“A lasting remembrance”
By Rev. Michael Stonhouse
Meditation – Saturday, May 4, 2024
Leviticus 23: 23-44 (Forward, p. 6) CEV p. 119
One of my clergy colleagues—from what might be called an evangelical church—once asked me out for coffee with a particular purpose in mind. He wanted to find out about our church year, particularly about the seasons of Advent, Lent, and Easter. He related to me how his church tradition mandates nothing by way of preparation for either Christmas or Easter, and then once Easter Sunday is over, forget the whole business. In fact, after Easter Sunday morning services many of his people retreat home for their meal of ham and scalloped potatoes (or whatever festive meal they have laid on) and forgive entirely about Easter and its implications for their lives.
He felt that our Anglican practice of celebrating Easter right up to the Day of Pentecost has much to commend itself.
And that, indeed, underlies the importance of our church calendar: it reminds us not only of the saving events of God in times past but also forces us—or tries to—to look at the consequences and resulting of those saving events. And indeed, Christmas, Epiphany, Easter and Pentecost—and many more celebrations besides—have something to teach us in terms of how we live our daily lives.
This is exactly the rationale of the various religious festivals enjoined upon the Jewish people, as delineated in Leviticus 23. Passover was a reminder of God’s epic deliverance of them from their bondage in Egypt. The Festival of Weeks (Shavuoth in the Hebrew) or Pentecost was a harvest festival, meant to celebrate God’s goodness in bringing them into the Promised Land, and the Festival of Shelters/ Tabernacles/ Booths (Sukkoth in the Hebrew) to remember God’s provisions for them during their long sojourn in the Sinai wilderness. Each of these celebrated some specific event in God’s saving history.
And even the feasts of Rosh Hashanah and Yom Kippur, which were not tied to particular events, told something of God’s doings in their collective history, doings which were not, on any account, to be forgotten or glossed over.
In fact, constantly throughout this chapter we read things like ‘This law will never change” (verses 3 and 14), ‘you and your descendants’ (verses 21 and 41), and ‘future generations’ (verse 43). Verse 43 is most explicit on the reasons for this observance of the festivals: so that they may know what God had done for their ancestors, that they might keep it in remembrance.
And isn’t this a constant danger in our times, especially as people drift away from regular church attendance and Christmas and Easter become ‘mere holidays’ stripped of much of their spiritual and life-giving significance. This is where the liturgical church has a great gift that it can give to the world, in telling the story and recalling to people’s thinking an awareness of what God has done in history. May we, you and I, ponder how we might make use of this heritage in sharing it with others and telling our great and wonderful story.
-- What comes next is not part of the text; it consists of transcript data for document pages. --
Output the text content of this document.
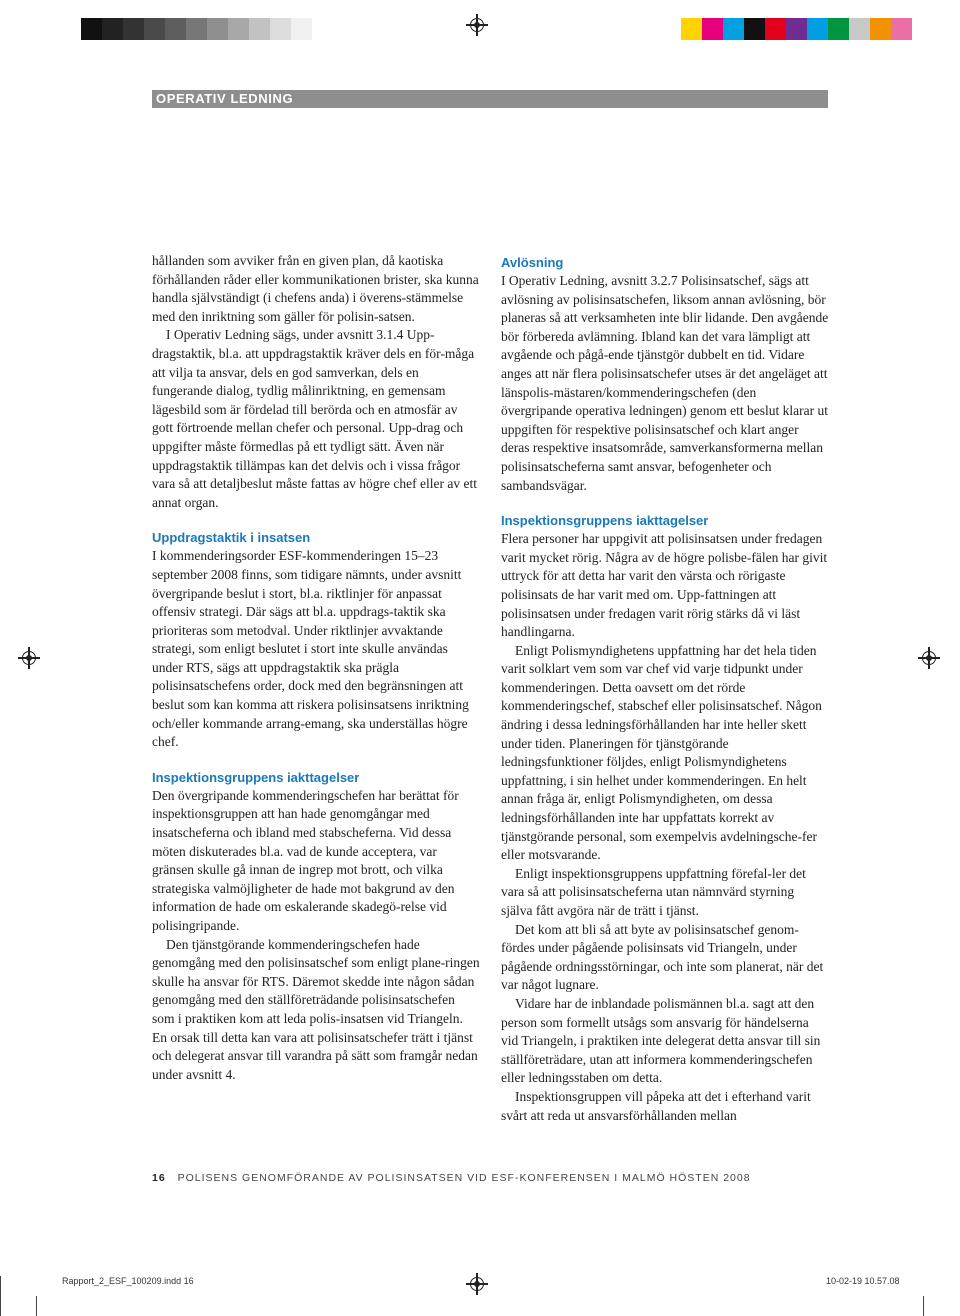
OPERATIV LEDNING

hållanden som avviker från en given plan, då kaotiska förhållanden råder eller kommunikationen brister, ska kunna handla självständigt (i chefens anda) i överens-stämmelse med den inriktning som gäller för polisin-satsen.

I Operativ Ledning sägs, under avsnitt 3.1.4 Upp-dragstaktik, bl.a. att uppdragstaktik kräver dels en för-måga att vilja ta ansvar, dels en god samverkan, dels en fungerande dialog, tydlig målinriktning, en gemensam lägesbild som är fördelad till berörda och en atmosfär av gott förtroende mellan chefer och personal. Upp-drag och uppgifter måste förmedlas på ett tydligt sätt. Även när uppdragstaktik tillämpas kan det delvis och i vissa frågor vara så att detaljbeslut måste fattas av högre chef eller av ett annat organ.

Uppdragstaktik i insatsen

I kommenderingsorder ESF-kommenderingen 15–23 september 2008 finns, som tidigare nämnts, under avsnitt övergripande beslut i stort, bl.a. riktlinjer för anpassat offensiv strategi. Där sägs att bl.a. uppdrags-taktik ska prioriteras som metodval. Under riktlinjer avvaktande strategi, som enligt beslutet i stort inte skulle användas under RTS, sägs att uppdragstaktik ska prägla polisinsatschefens order, dock med den begränsningen att beslut som kan komma att riskera polisinsatsens inriktning och/eller kommande arrang-emang, ska underställas högre chef.

Inspektionsgruppens iakttagelser

Den övergripande kommenderingschefen har berättat för inspektionsgruppen att han hade genomgångar med insatscheferna och ibland med stabscheferna. Vid dessa möten diskuterades bl.a. vad de kunde acceptera, var gränsen skulle gå innan de ingrep mot brott, och vilka strategiska valmöjligheter de hade mot bakgrund av den information de hade om eskalerande skadegö-relse vid polisingripande.

Den tjänstgörande kommenderingschefen hade genomgång med den polisinsatschef som enligt plane-ringen skulle ha ansvar för RTS. Däremot skedde inte någon sådan genomgång med den ställföreträdande polisinsatschefen som i praktiken kom att leda polis-insatsen vid Triangeln. En orsak till detta kan vara att polisinsatschefer trätt i tjänst och delegerat ansvar till varandra på sätt som framgår nedan under avsnitt 4.

Avlösning

I Operativ Ledning, avsnitt 3.2.7 Polisinsatschef, sägs att avlösning av polisinsatschefen, liksom annan avlösning, bör planeras så att verksamheten inte blir lidande. Den avgående bör förbereda avlämning. Ibland kan det vara lämpligt att avgående och pågå-ende tjänstgör dubbelt en tid. Vidare anges att när flera polisinsatschefer utses är det angeläget att länspolis-mästaren/kommenderingschefen (den övergripande operativa ledningen) genom ett beslut klarar ut uppgiften för respektive polisinsatschef och klart anger deras respektive insatsområde, samverkansformerna mellan polisinsatscheferna samt ansvar, befogenheter och sambandsvägar.

Inspektionsgruppens iakttagelser

Flera personer har uppgivit att polisinsatsen under fredagen varit mycket rörig. Några av de högre polisbe-fälen har givit uttryck för att detta har varit den värsta och rörigaste polisinsats de har varit med om. Upp-fattningen att polisinsatsen under fredagen varit rörig stärks då vi läst handlingarna.

Enligt Polismyndighetens uppfattning har det hela tiden varit solklart vem som var chef vid varje tidpunkt under kommenderingen. Detta oavsett om det rörde kommenderingschef, stabschef eller polisinsatschef. Någon ändring i dessa ledningsförhållanden har inte heller skett under tiden. Planeringen för tjänstgörande ledningsfunktioner följdes, enligt Polismyndighetens uppfattning, i sin helhet under kommenderingen. En helt annan fråga är, enligt Polismyndigheten, om dessa ledningsförhållanden inte har uppfattats korrekt av tjänstgörande personal, som exempelvis avdelningsche-fer eller motsvarande.

Enligt inspektionsgruppens uppfattning förefal-ler det vara så att polisinsatscheferna utan nämnvärd styrning själva fått avgöra när de trätt i tjänst.

Det kom att bli så att byte av polisinsatschef genom-fördes under pågående polisinsats vid Triangeln, under pågående ordningsstörningar, och inte som planerat, när det var något lugnare.

Vidare har de inblandade polismännen bl.a. sagt att den person som formellt utsågs som ansvarig för händelserna vid Triangeln, i praktiken inte delegerat detta ansvar till sin ställföreträdare, utan att informera kommenderingschefen eller ledningsstaben om detta.

Inspektionsgruppen vill påpeka att det i efterhand varit svårt att reda ut ansvarsförhållanden mellan

16 POLISENS GENOMFÖRANDE AV POLISINSATSEN VID ESF-KONFERENSEN I MALMÖ HÖSTEN 2008
Rapport_2_ESF_100209.indd 16	10-02-19 10.57.08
Forward notes: “Thus Moses declared to the people of Israel the appointed festivals of the Lord (verse 44).
“As a Christian who follows the liturgical calendar, I love how it gives a rhythm to my years, seasons, weeks, and days, and I find that there is always another layer to discover. The seasons of the church year might be the most familiar, but there is even more depth if we drill down into feast days, commemorations, and even the cycles of the Daily Office. During the worst of the COVID-19 pandemic, I relied on these seasonal and liturgical shifts to help orient me to time. When many of the other external markers of time around me had ceased, the liturgical calendar marked the passage of time even outside of in-person worship.
“Through Moses, the Lord gives to the people of Israel their own liturgical calendar—times for observing rest, atonement, remembrance, and celebration. Leviticus is one of the more difficult books of the Bible for finding relevance to our contemporary lives, but in the giving of these festivals, I recognize the same sanctification of time as our liturgical calendar.
Moving Forward: “We are in the midst of the 50 days of Easter, a season for celebrating the risen Christ. How are you marking this season in your life?”